# Vw CC R-line



## WHIZZER (Oct 25, 2005)

Since it was launched in 2008, the Volkswagen CC has proved a popular choice with private and fleet buyers alike, combining the practicality of a saloon with the elegance and styling of a coupé.








The CC offers a high level of equipment in both standard and GT trims, and is set to become even more appealing thanks to the introduction of the new CC R-Line, which adds even more style.

The R-Line builds on the already generous equipment list of the GT, adding a distinctive
R-Line front grille with round fog lights, R-Line front bumper, R-Line logo in the radiator grille, sill extensions, LED daytime running lights and 18-inch 'Mallory' alloy wheels. Inside, an R-Line multi-function steering wheel and trim adds a distinctive touch to complete the look. Despite the additional kit, the R-Line commands a premium of just £650 over the equivalent GT, with prices starting at £29,505.

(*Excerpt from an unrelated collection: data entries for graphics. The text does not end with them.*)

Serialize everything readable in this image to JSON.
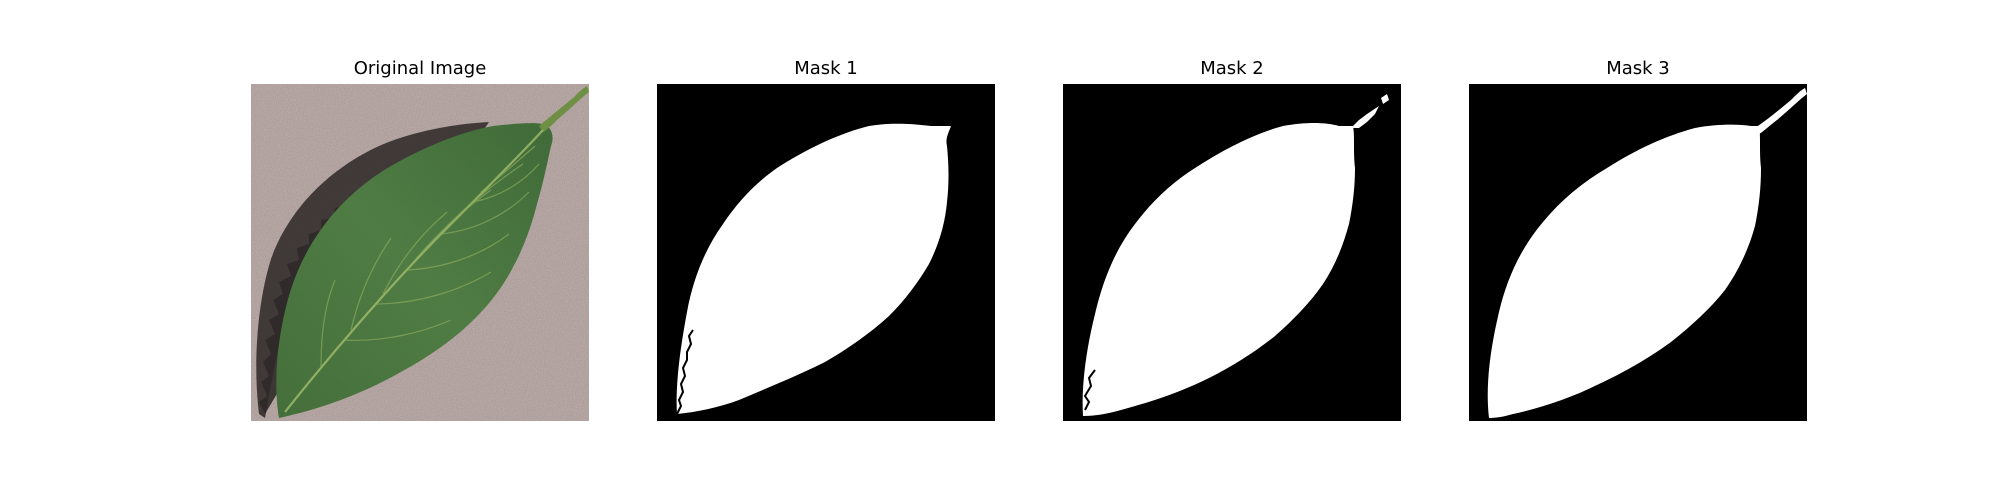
{
  "figure": {
    "panels": [
      {
        "title": "Original Image",
        "kind": "photo"
      },
      {
        "title": "Mask 1",
        "kind": "mask"
      },
      {
        "title": "Mask 2",
        "kind": "mask"
      },
      {
        "title": "Mask 3",
        "kind": "mask"
      }
    ]
  },
  "colors": {
    "background": "#c4b2ae",
    "leaf_dark": "#2e5a2a",
    "leaf_mid": "#4b7d3f",
    "leaf_vein": "#9dba6a",
    "shadow": "#3a3433",
    "mask_bg": "#000000",
    "mask_fg": "#ffffff"
  }
}
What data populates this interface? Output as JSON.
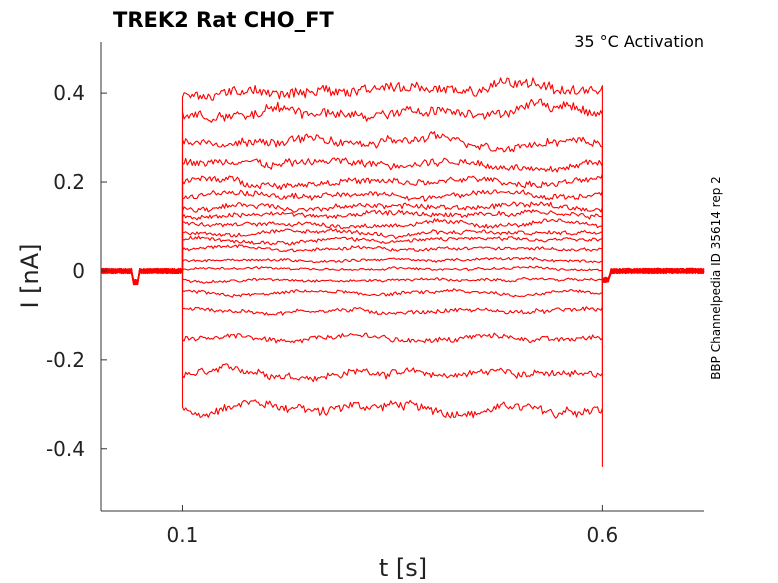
{
  "chart_data": {
    "type": "line",
    "title": "TREK2  Rat  CHO_FT",
    "annotation": "35 °C  Activation",
    "side_label": "BBP Channelpedia ID 35614 rep 2",
    "xlabel": "t [s]",
    "ylabel": "I [nA]",
    "xlim": [
      0.003,
      0.721
    ],
    "ylim": [
      -0.54,
      0.515
    ],
    "x_ticks": [
      {
        "value": 0.1,
        "label": "0.1"
      },
      {
        "value": 0.6,
        "label": "0.6"
      }
    ],
    "y_ticks": [
      {
        "value": 0.4,
        "label": "0.4"
      },
      {
        "value": 0.2,
        "label": "0.2"
      },
      {
        "value": 0,
        "label": "0"
      },
      {
        "value": -0.2,
        "label": "-0.2"
      },
      {
        "value": -0.4,
        "label": "-0.4"
      }
    ],
    "grid": false,
    "color": "#ff0000",
    "holding_level": 0.0,
    "step_onset": 0.1,
    "step_offset": 0.6,
    "sweep_levels": [
      -0.31,
      -0.23,
      -0.15,
      -0.09,
      -0.05,
      -0.02,
      0.005,
      0.025,
      0.05,
      0.07,
      0.085,
      0.105,
      0.125,
      0.145,
      0.17,
      0.2,
      0.24,
      0.29,
      0.35,
      0.4
    ]
  }
}
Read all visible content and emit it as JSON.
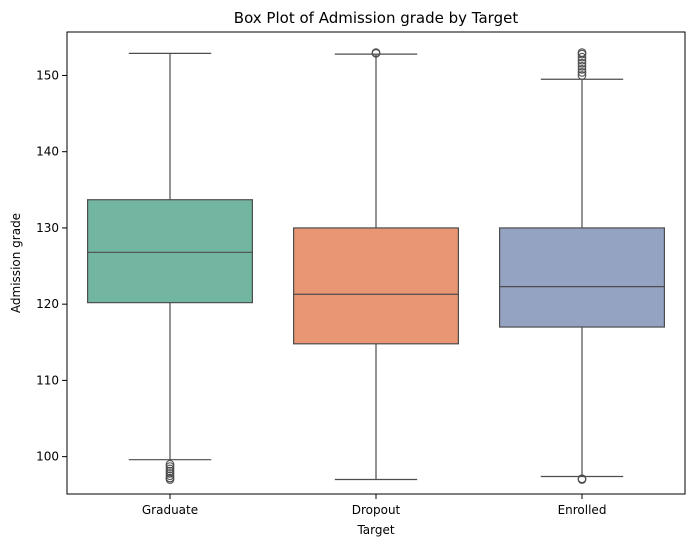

Two engines will be available with R-Line trim - a 2.0-litre 210 PS TSI petrol and a 2.0-litre 177 PS TDI with BlueMotion Technology which includes battery regeneration and Stop/Start systems. Both engines come with a choice of either a six-speed manual or smooth-shifting DSG gearbox. The petrol engine returns up to 38.7 mpg on the combined cycle, while the manual TDI returns a very frugal 58.9 mpg.

The CC R-Line is available to order from Volkswagen Retailers from tomorrow, with first customer deliveries due in late January.


----------